Le CEA a relevé appel de cette décision le 27 décembre 2011.

Par des moyens qui seront analysés dans le corps du présent arrêt, il demande la réformation du jugement, le déboutement des consorts C de leur demande en reconnaissance de faute inexcusable, leur condamnation à rembourser la somme de 5.000 euros versée à titre provisionnel avec intérêts de droit ainsi que le remboursement par la Caisse Primaire d’Assurance Maladie des Bouches du Rhône des sommes à elle versées par le CEA en règlement de la majoration de rente et des préjudices des consorts C.

Les consorts C sollicitent la confirmation du jugement en ce qu’il a reconnu la faute inexcusable du CEA et ordonné la majoration de rente avec effet rétroactif au jour du décès et formant appel incident sur les indemnisations, ils demandent la condamnation du CEA à payer à Madame C la somme de 60.000 euros et à Monsieur G C celle de 38.000 euros en réparation de leur préjudice moral. Subsidiairement ils demandent la confirmation des sommes allouées par le Tribunal des Affaires de Sécurité Sociale.

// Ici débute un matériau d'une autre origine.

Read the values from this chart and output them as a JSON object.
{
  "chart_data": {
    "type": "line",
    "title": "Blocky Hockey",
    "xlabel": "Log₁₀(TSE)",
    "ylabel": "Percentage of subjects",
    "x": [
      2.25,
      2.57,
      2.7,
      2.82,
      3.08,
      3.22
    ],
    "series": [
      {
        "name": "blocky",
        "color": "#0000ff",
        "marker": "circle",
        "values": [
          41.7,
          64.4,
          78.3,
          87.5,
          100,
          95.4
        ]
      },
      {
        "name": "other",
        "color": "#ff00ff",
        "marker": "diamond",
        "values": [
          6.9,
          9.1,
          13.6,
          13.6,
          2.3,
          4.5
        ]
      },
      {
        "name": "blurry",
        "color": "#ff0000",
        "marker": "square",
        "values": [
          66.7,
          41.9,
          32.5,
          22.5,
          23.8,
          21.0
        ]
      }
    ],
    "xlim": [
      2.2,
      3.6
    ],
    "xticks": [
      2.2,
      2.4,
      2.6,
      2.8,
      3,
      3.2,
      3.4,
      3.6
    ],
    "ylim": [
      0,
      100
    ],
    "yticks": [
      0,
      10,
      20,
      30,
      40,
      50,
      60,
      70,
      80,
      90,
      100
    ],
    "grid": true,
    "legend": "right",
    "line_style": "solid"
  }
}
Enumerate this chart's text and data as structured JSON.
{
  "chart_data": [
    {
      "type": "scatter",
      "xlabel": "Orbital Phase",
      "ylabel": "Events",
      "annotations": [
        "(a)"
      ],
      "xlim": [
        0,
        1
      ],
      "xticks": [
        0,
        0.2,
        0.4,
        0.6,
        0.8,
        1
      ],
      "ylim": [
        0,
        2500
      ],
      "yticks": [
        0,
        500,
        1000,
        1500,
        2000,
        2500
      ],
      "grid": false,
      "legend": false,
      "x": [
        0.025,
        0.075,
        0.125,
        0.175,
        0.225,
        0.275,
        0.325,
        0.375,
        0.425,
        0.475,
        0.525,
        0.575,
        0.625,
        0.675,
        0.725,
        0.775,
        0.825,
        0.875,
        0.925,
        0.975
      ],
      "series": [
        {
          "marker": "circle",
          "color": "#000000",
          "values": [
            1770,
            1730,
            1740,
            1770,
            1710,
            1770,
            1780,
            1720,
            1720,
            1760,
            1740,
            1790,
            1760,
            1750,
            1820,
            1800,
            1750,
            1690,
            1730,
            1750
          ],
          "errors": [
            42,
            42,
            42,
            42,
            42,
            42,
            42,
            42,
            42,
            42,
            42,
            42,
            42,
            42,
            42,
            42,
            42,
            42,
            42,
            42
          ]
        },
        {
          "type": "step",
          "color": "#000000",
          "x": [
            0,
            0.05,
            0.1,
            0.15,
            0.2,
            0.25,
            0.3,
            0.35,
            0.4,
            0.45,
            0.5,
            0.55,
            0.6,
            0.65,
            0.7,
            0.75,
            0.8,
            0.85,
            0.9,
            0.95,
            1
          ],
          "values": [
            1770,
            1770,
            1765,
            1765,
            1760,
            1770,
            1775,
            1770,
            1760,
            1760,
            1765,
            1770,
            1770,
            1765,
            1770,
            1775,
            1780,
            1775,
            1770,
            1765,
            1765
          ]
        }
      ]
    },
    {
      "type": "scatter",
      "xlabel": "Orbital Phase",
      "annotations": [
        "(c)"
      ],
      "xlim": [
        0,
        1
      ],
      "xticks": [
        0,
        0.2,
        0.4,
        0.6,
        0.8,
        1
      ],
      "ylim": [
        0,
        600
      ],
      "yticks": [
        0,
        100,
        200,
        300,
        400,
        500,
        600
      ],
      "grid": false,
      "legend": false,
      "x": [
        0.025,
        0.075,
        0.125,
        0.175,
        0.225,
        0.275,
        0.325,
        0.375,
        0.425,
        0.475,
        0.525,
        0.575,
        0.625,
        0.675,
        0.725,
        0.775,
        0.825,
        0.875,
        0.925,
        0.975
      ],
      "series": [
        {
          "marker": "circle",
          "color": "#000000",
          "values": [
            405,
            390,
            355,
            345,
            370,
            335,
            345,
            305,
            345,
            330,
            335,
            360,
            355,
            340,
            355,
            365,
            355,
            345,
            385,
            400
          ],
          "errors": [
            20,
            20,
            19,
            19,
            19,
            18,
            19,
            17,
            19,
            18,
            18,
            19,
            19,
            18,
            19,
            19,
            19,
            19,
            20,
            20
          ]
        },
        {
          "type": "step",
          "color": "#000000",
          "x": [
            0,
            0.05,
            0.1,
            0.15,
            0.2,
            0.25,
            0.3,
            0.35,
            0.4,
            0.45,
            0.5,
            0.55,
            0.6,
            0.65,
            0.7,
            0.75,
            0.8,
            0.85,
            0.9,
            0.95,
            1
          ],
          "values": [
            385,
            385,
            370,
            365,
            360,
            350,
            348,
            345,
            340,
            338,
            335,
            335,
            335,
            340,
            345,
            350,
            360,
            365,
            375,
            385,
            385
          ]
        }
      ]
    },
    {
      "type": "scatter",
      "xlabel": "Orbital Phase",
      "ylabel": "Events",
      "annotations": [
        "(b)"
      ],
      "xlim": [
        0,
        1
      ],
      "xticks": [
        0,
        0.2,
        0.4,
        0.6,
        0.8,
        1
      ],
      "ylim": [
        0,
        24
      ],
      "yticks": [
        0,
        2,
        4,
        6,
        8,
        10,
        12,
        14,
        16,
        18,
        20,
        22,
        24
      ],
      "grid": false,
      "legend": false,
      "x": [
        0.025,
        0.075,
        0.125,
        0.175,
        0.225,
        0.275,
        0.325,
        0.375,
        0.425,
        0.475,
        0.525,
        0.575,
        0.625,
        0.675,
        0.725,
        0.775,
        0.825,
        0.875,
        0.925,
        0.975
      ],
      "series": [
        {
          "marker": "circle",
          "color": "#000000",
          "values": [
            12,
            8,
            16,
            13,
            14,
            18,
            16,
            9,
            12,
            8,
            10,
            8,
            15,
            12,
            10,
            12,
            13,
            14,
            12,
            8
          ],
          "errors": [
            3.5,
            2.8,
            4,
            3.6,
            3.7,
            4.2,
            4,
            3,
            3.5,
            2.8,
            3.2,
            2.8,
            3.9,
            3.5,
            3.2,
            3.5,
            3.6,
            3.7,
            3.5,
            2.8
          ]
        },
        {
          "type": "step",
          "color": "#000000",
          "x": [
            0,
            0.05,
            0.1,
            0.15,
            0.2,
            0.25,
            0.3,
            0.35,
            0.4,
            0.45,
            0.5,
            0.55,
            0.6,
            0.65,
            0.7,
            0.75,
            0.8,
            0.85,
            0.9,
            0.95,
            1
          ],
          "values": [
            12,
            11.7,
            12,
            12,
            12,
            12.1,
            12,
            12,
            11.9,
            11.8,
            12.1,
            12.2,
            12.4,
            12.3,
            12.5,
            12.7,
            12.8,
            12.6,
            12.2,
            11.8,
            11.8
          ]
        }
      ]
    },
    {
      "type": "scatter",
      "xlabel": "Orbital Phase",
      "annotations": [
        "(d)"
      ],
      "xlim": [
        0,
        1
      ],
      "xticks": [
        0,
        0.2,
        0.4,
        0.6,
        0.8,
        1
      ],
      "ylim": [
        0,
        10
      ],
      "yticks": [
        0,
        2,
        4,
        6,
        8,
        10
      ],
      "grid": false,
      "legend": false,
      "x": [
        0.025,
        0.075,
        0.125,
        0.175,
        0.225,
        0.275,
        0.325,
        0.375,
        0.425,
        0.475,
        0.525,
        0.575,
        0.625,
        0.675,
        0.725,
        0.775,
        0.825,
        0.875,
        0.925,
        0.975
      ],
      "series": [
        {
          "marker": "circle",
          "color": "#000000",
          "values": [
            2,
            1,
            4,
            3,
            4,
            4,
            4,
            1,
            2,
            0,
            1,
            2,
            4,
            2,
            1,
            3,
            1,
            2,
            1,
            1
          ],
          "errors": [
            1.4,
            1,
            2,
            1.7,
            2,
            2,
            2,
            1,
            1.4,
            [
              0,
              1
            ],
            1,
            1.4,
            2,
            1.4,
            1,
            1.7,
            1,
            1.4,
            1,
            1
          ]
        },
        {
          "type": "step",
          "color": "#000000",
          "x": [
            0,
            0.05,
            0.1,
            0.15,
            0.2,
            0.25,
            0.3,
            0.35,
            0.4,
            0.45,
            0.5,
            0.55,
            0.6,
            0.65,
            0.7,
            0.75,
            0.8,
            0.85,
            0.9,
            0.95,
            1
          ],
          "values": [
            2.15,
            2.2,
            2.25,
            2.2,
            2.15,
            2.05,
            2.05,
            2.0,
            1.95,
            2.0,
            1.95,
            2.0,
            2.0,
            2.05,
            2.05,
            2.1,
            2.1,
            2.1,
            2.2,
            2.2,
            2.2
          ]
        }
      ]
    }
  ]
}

Enfin, ils concluent à la condamnation du CEA à payer la somme de 5.000 euros au titre de l’article 700 du Code de Procédure Civile.

La Caisse Primaire d’Assurance Maladie des Bouches du Rhône s’en rapporte sur le mérite de l’action en faute inexcusable et dans l’hypothèse où celle-ci serait retenue, elle demande que le CEA soit condamné à lui rembourser les sommes dont elle aura fait l’avance.

Pour un plus ample exposé des faits, de la procédure, des prétentions et des moyens des parties, il y a lieu de se référer aux écritures de celles-ci reprises oralement à l’audience.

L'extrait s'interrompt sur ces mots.